La pintura utilizada para el Mural Caranval en las calles 24 y South Van Ness se ha desvanecido considerablemente durante los años. The paint used for the Caranval Mural at 24th and South Van Ness streets has faded considerably over the years. Photo Shane Menez

The Carnaval Restoration Committee announced at a June 28 El Tecolote benefit that the contract to restore the iconic mural at 24th & South Van Ness streets has been finalized and the project can now move forward.

“It was a great way to announce it publicly,” said muralist and community artist Daniel Galvez, who originally created the mural 30 years ago. Galvez together with Mauricio Aviles and Lou Dematteis form the restoration committee.

It was waiting for the last signature that had delayed the finalization of the contract for the mural. After that signature, the contract still had to be approved by the city of San Francisco.

“Everyone wanted to make sure they were not going to be held liable if there were any problems,” Dematteis said.

The $50,000 grant received from the city, however, was significantly less than the requested amount. With this knowledge, Galvez expects that he will have to complete the project in less time than expected.

“We can make it on the skin of our teeth on the $50,000 award,” Galvez said. “We actually requested $58,000.”

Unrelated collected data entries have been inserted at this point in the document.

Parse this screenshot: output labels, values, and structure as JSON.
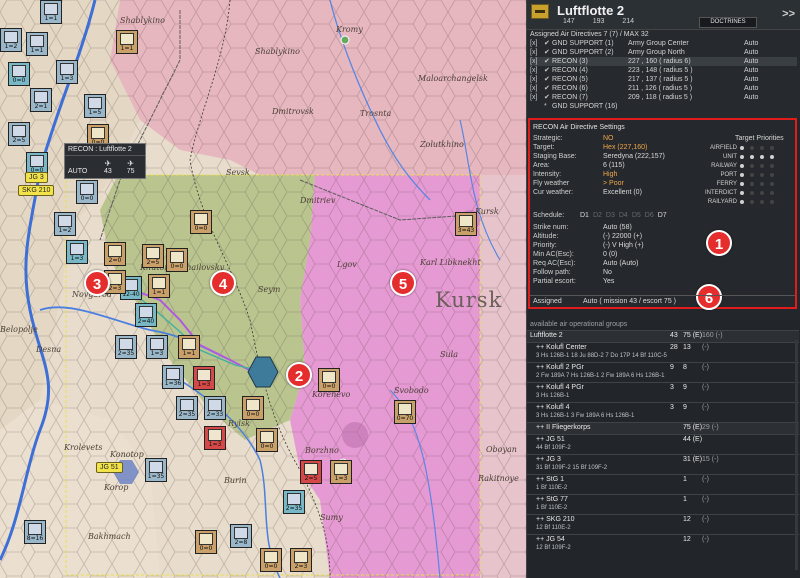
{
  "map": {
    "towns": [
      {
        "name": "Shablykino"
      },
      {
        "name": "Kromy"
      },
      {
        "name": "Maloarchangelsk"
      },
      {
        "name": "Trosnta"
      },
      {
        "name": "Dmitrovsk"
      },
      {
        "name": "Sevsk"
      },
      {
        "name": "Zolutkhino"
      },
      {
        "name": "Dmitriev"
      },
      {
        "name": "Kursk"
      },
      {
        "name": "Karl Libknekht"
      },
      {
        "name": "Khutor Mikhailovsky"
      },
      {
        "name": "Lgov"
      },
      {
        "name": "Sula"
      },
      {
        "name": "Svobodo"
      },
      {
        "name": "Korenevo"
      },
      {
        "name": "Belopolje"
      },
      {
        "name": "Korop"
      },
      {
        "name": "Konotop"
      },
      {
        "name": "Krolevets"
      },
      {
        "name": "Burin"
      },
      {
        "name": "Rylsk"
      },
      {
        "name": "Borzhno"
      },
      {
        "name": "Bakhmach"
      },
      {
        "name": "Sumy"
      },
      {
        "name": "Rakitnoye"
      },
      {
        "name": "Oboyan"
      },
      {
        "name": "Novgorod"
      },
      {
        "name": "Desna"
      },
      {
        "name": "Seym"
      }
    ],
    "region_label": "Kursk",
    "tooltip": {
      "title": "RECON : Luftflotte 2",
      "mode": "AUTO",
      "fighters": "43",
      "bombers": "75"
    },
    "air_tags": [
      {
        "label": "JG 3"
      },
      {
        "label": "SKG 210"
      },
      {
        "label": "JG 51"
      }
    ],
    "callouts": [
      "1",
      "2",
      "3",
      "4",
      "5",
      "6"
    ],
    "units": [
      {
        "val": "1=1"
      },
      {
        "val": "1=2"
      },
      {
        "val": "1=1"
      },
      {
        "val": "0=0"
      },
      {
        "val": "1=3"
      },
      {
        "val": "2=1"
      },
      {
        "val": "1=5"
      },
      {
        "val": "2=5"
      },
      {
        "val": "0=0"
      },
      {
        "val": "0=0"
      },
      {
        "val": "1=2"
      },
      {
        "val": "1=3"
      },
      {
        "val": "3=43"
      },
      {
        "val": "0=0"
      },
      {
        "val": "2=0"
      },
      {
        "val": "2=5"
      },
      {
        "val": "0=0"
      },
      {
        "val": "2=3"
      },
      {
        "val": "12-40"
      },
      {
        "val": "2=40"
      },
      {
        "val": "1=1"
      },
      {
        "val": "1=1"
      },
      {
        "val": "1=3"
      },
      {
        "val": "0=0"
      },
      {
        "val": "0=0"
      },
      {
        "val": "0=70"
      },
      {
        "val": "1=3"
      },
      {
        "val": "2=5"
      },
      {
        "val": "2=35"
      },
      {
        "val": "1=3"
      },
      {
        "val": "2=8"
      },
      {
        "val": "8=16"
      },
      {
        "val": "2=35"
      },
      {
        "val": "1=36"
      },
      {
        "val": "2=33"
      },
      {
        "val": "1=35"
      }
    ]
  },
  "panel": {
    "title": "Luftflotte 2",
    "stats": [
      "147",
      "193",
      "214"
    ],
    "doctrines_label": "DOCTRINES",
    "next_label": ">>",
    "directives_header": "Assigned Air Directives 7 (7) / MAX 32",
    "directives": [
      {
        "cb": "[x]",
        "name": "GND SUPPORT (1)",
        "target": "Army Group Center",
        "mode": "Auto"
      },
      {
        "cb": "[x]",
        "name": "GND SUPPORT (2)",
        "target": "Army Group North",
        "mode": "Auto"
      },
      {
        "cb": "[x]",
        "name": "RECON (3)",
        "target": "227 , 160 ( radius 6)",
        "mode": "Auto"
      },
      {
        "cb": "[x]",
        "name": "RECON (4)",
        "target": "223 , 148 ( radius 5 )",
        "mode": "Auto"
      },
      {
        "cb": "[x]",
        "name": "RECON (5)",
        "target": "217 , 137 ( radius 5 )",
        "mode": "Auto"
      },
      {
        "cb": "[x]",
        "name": "RECON (6)",
        "target": "211 , 126 ( radius 5 )",
        "mode": "Auto"
      },
      {
        "cb": "[x]",
        "name": "RECON (7)",
        "target": "209 , 118 ( radius 5 )",
        "mode": "Auto"
      },
      {
        "cb": "",
        "name": "GND SUPPORT (16)",
        "target": "",
        "mode": ""
      }
    ],
    "settings": {
      "header": "RECON Air Directive Settings",
      "rows": [
        {
          "k": "Strategic:",
          "v": "NO"
        },
        {
          "k": "Target:",
          "v": "Hex (227,160)"
        },
        {
          "k": "Staging Base:",
          "v": "Seredyna (222,157)"
        },
        {
          "k": "Area:",
          "v": "6 (115)"
        },
        {
          "k": "Intensity:",
          "v": "High"
        },
        {
          "k": "Fly weather",
          "v": "> Poor"
        },
        {
          "k": "Cur weather:",
          "v": "Excellent (0)"
        }
      ],
      "schedule_label": "Schedule:",
      "schedule_days": [
        "D1",
        "D2",
        "D3",
        "D4",
        "D5",
        "D6",
        "D7"
      ],
      "rows2": [
        {
          "k": "Strike num:",
          "v": "Auto (58)"
        },
        {
          "k": "Altitude:",
          "v": "(-) 22000 (+)"
        },
        {
          "k": "Priority:",
          "v": "(-) V High (+)"
        },
        {
          "k": "Min AC(Esc):",
          "v": "0 (0)"
        },
        {
          "k": "Req AC(Esc):",
          "v": "Auto (Auto)"
        },
        {
          "k": "Follow path:",
          "v": "No"
        },
        {
          "k": "Partial escort:",
          "v": "Yes"
        }
      ],
      "target_priorities_title": "Target Priorities",
      "target_priorities": [
        {
          "label": "AIRFIELD"
        },
        {
          "label": "UNIT"
        },
        {
          "label": "RAILWAY"
        },
        {
          "label": "PORT"
        },
        {
          "label": "FERRY"
        },
        {
          "label": "INTERDICT"
        },
        {
          "label": "RAILYARD"
        }
      ],
      "assigned_label": "Assigned",
      "assigned_value": "Auto  ( mission 43 / escort 75 )"
    },
    "groups_header": "available air operational groups",
    "groups": [
      {
        "name": "Luftflotte 2",
        "n1": "43",
        "n2": "75 (E)",
        "n3": "160 (-)",
        "sub": ""
      },
      {
        "name": "++ Kolufl Center",
        "n1": "28",
        "n2": "13",
        "n3": "(-)",
        "sub": "3 Hs 126B-1   18 Ju 88D-2   7 Do 17P   14 Bf 110C-5"
      },
      {
        "name": "++ Kolufl 2 PGr",
        "n1": "9",
        "n2": "8",
        "n3": "(-)",
        "sub": "2 Fw 189A   7 Hs 126B-1   2 Fw 189A   6 Hs 126B-1"
      },
      {
        "name": "++ Kolufl 4 PGr",
        "n1": "3",
        "n2": "9",
        "n3": "(-)",
        "sub": "3 Hs 126B-1"
      },
      {
        "name": "++ Kolufl 4",
        "n1": "3",
        "n2": "9",
        "n3": "(-)",
        "sub": "3 Hs 126B-1   3 Fw 189A   6 Hs 126B-1"
      },
      {
        "name": "++ II Fliegerkorps",
        "n1": "",
        "n2": "75 (E)",
        "n3": "29 (-)",
        "sub": ""
      },
      {
        "name": "++ JG 51",
        "n1": "",
        "n2": "44 (E)",
        "n3": "",
        "sub": "44 Bf 109F-2"
      },
      {
        "name": "++ JG 3",
        "n1": "",
        "n2": "31 (E)",
        "n3": "15 (-)",
        "sub": "31 Bf 109F-2   15 Bf 109F-2"
      },
      {
        "name": "++ StG 1",
        "n1": "",
        "n2": "1",
        "n3": "(-)",
        "sub": "1 Bf 110E-2"
      },
      {
        "name": "++ StG 77",
        "n1": "",
        "n2": "1",
        "n3": "(-)",
        "sub": "1 Bf 110E-2"
      },
      {
        "name": "++ SKG 210",
        "n1": "",
        "n2": "12",
        "n3": "(-)",
        "sub": "12 Bf 110E-2"
      },
      {
        "name": "++ JG 54",
        "n1": "",
        "n2": "12",
        "n3": "(-)",
        "sub": "12 Bf 109F-2"
      }
    ]
  }
}
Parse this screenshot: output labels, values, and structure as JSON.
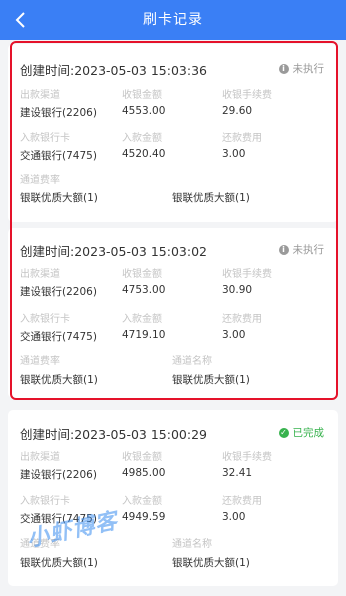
{
  "header": {
    "title": "刷卡记录"
  },
  "labels": {
    "out_channel": "出款渠道",
    "receipt_amount": "收银金额",
    "receipt_fee": "收银手续费",
    "in_card": "入款银行卡",
    "in_amount": "入款金额",
    "repay_fee": "还款费用",
    "channel_rate": "通道费率",
    "channel_name": "通道名称"
  },
  "records": [
    {
      "created": "创建时间:2023-05-03 15:03:36",
      "status": "未执行",
      "status_kind": "pending",
      "out_channel": "建设银行(2206)",
      "receipt_amount": "4553.00",
      "receipt_fee": "29.60",
      "in_card": "交通银行(7475)",
      "in_amount": "4520.40",
      "repay_fee": "3.00",
      "channel_rate": "",
      "channel_name": "银联优质大额(1)",
      "channel_rate_value": "银联优质大额(1)"
    },
    {
      "created": "创建时间:2023-05-03 15:03:02",
      "status": "未执行",
      "status_kind": "pending",
      "out_channel": "建设银行(2206)",
      "receipt_amount": "4753.00",
      "receipt_fee": "30.90",
      "in_card": "交通银行(7475)",
      "in_amount": "4719.10",
      "repay_fee": "3.00",
      "channel_name": "银联优质大额(1)",
      "channel_rate_value": "银联优质大额(1)"
    },
    {
      "created": "创建时间:2023-05-03 15:00:29",
      "status": "已完成",
      "status_kind": "done",
      "out_channel": "建设银行(2206)",
      "receipt_amount": "4985.00",
      "receipt_fee": "32.41",
      "in_card": "交通银行(7475)",
      "in_amount": "4949.59",
      "repay_fee": "3.00",
      "channel_name": "银联优质大额(1)",
      "channel_rate_value": "银联优质大额(1)"
    }
  ],
  "watermark": "小虾博客",
  "colors": {
    "header": "#3a7ff5",
    "highlight": "#e5122a",
    "done": "#37b24d",
    "pending": "#9a9a9a"
  }
}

Although challenging, the lack of funds will not be a deterrent. Plans for fundraising are already circulating and with help from the community, the final amount needed to complete the project will likely be raised.

Mural ‘Carnaval’ cuando recién fue pintado. The Carnaval mural when it was freshly painted. Photo Lou Dematteis

Aviles, also a cultural activist for the Latino community, is planning a formal press conference now that the project is underway.

There will be two major changes in the restoration process, the first being the artistic medium used.

“Last time I did this I used an oil-based enamel and it didn’t really hold well over time, I found out, so I’ll be using acrylic,” said Galvez. “It’s a water based medium. It’s flexible and it can move.”

The second change will be the superior varnish.

“I’ll be applying a new varnish that is specially formulated for outdoor mural work.” Galvez said. “The chemistry will add to the color facets, and length of time [that] the material holds up under severe weather conditions.”

Three of the original four artists who accompanied Galvez will be participating in the restoration: Dan Fonts, Jaime Morgan and Jan Shield.

“It hasn’t been easy,” said Dematteis, a photographer and part-time journalism professor at City College of San Francisco. “We got a lot of letters of support that were a part of our submission to the city.”

But Dematteis said he believes the restoration is symbolic of something more profound.

“It’s also part of an artistic pushback to what is happening in the Mission District,” he said. “To preserve the art and culture of the neighborhood, a lot of artists have stepped up, like Alejandro Murguia, one of the coolest current poet laureates of San Francisco.”

The projected starting date is Aug. 1, after which it will take about four months to complete the restoration of the mural.

“It’s a fine line between the political situation and the arts,” Aviles said. “And a lot of these artists have committed themselves to fight for the community and the mural is a very strong part of that.”